When a creditor files a proof of claim in a bankruptcy case asserting a security interest in property of the debtor, the creditor must include evidence that the security interest has been properly perfected. See Federal Rule of Bankruptcy Procedure 3001(d). Nothing less should be required in connection with a creditor's request for a reaffirmation agreement, surrender or redemption.
One of the purposes of bankruptcy is for debtors to get a fresh start in their financial lives. Local Loan Co. v. Hunt, 292 U.S. 234, 244, 54 S. Ct. 695, 78 L. Ed. 1230 (1934). If CBS' position in this case were upheld, there would be nothing to prohibit CBS from going to the Debtors' house post-bankruptcy and claiming that it had a lien on all of the Debtors' personal property. The resulting trauma, time, and expense to the Debtors would clearly deny them their fresh start.
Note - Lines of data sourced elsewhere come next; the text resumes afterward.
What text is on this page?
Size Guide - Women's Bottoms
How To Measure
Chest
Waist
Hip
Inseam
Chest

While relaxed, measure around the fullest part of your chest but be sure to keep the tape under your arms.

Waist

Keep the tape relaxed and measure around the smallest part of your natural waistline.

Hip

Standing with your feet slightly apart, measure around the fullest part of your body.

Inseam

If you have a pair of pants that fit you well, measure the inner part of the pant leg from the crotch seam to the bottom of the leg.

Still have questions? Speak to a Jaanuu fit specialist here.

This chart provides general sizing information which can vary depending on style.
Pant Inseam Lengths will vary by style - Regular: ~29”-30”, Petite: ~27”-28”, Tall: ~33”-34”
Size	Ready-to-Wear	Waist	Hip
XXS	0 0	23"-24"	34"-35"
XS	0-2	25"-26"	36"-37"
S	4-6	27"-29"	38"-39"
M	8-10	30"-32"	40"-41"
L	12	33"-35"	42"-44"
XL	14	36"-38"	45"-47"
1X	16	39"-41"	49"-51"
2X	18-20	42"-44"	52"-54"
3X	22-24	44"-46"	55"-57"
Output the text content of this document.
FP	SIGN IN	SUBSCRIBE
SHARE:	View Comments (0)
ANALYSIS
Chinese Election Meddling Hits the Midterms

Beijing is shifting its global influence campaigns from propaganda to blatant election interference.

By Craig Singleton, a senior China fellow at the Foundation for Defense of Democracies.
Indeed, this court can envision CBS sending collectors to the Debtors' house post-bankruptcy and using foreclosure threats as a way to collect an obligation which had been discharged in their bankruptcy case.
In order for these Debtors to get the fresh start they expect as a result of their bankruptcy case, questions about whether creditors hold liens on property must be resolved in the bankruptcy court and must not be left to await post-bankruptcy foreclosure actions by creditors. CBS' motions for rehearing must be denied.
ORDER ACCORDINGLY.[2]
[1] The thirty days for filing the motion for rehearing expired on Saturday, June 27, 1998. Consequently, the filing on Monday, June 29, 1998 was timely.
[2] This Memorandum shall constitute Findings of Fact and Conclusions of Law pursuant to FED. R. BANKR. P. 7052 which is made applicable to Contested Matters by FED. R. BANKR. P. 9014. This Memorandum will be published.